Masa tidak stabil pada 1940-an perubahan kepemimpinan dan peraturan berlangsung cepat. Pemerintah Hindia-Belanda menyerahkan otoritas ke pemerintahan Jepang termasuk pengelohan perkenbunan Mento Toelakan.
Adanya perjanjian pemerintahan Hinda Belanda dan Jepang pada 1942, kota Surakarta pun dikuasi Jepang, wilayah Vorstenlenden sebagai kochi oleh pemerintahan militer Jepang. Kebijakan Jepang mengubah Paku Buwana XI (1939-1945) Surakarta Koo dan Mangkunegara VII (1916-1944) Mangkunegara Koo statusnya dibawah Dai Nippon Gunshireikan agar bisa kerja sama dengan Jepang, kebijakan tersebut memengaruhi Onderneming Mento Toelakan Jepang menguasai hingga Eropa angkat kaki dengan aturan Undang-Undang No.17 1 Juni 1942, dengan mengambil tanah partikelir asing.

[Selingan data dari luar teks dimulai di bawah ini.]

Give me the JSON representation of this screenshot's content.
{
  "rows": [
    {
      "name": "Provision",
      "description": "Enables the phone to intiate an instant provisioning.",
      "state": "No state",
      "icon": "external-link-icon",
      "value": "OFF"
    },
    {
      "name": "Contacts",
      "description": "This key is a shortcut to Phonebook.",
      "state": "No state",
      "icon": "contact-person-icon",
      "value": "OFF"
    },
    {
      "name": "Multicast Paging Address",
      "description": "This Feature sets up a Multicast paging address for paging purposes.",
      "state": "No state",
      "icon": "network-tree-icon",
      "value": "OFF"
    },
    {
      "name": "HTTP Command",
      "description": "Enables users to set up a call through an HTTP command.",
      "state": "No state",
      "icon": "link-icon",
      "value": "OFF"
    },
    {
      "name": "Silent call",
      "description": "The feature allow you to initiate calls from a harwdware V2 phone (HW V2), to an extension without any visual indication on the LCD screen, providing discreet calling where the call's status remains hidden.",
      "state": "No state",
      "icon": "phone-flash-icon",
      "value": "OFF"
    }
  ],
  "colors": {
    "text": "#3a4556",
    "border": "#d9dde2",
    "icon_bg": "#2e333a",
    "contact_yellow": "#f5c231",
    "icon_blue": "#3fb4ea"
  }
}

Jepang memperluas perkebunan serat di bawah perusahan Mitsui Noorin Company dan Osaka Seima. Serat yang dikembangkan antaranya yute jawa, rosela, rami dan sisal (Agave sisalana) dengan perusahaan Osaka Seima, Keizumi Seima dan Nanyo Kohatsu, adanya krisis sandang maka mewajibkan menanam rami, rosela dan kapas sampai masyarakat bumi putra menggunakan kain goni sebagai pakaian hingga tumbuh penyakit kulit.
Pada 1940, Wonogiri minim musim hujan, berdampak kawasan gunung kapur sehingga gagal panen, Mento Toelakan krisis air karena tidak memiliki cadangan air. Selain itu, masyarakat Mento Toelakan tidak merasakan manfaat hasil perkebunan karena semua produksi digunakan oleh Jepang.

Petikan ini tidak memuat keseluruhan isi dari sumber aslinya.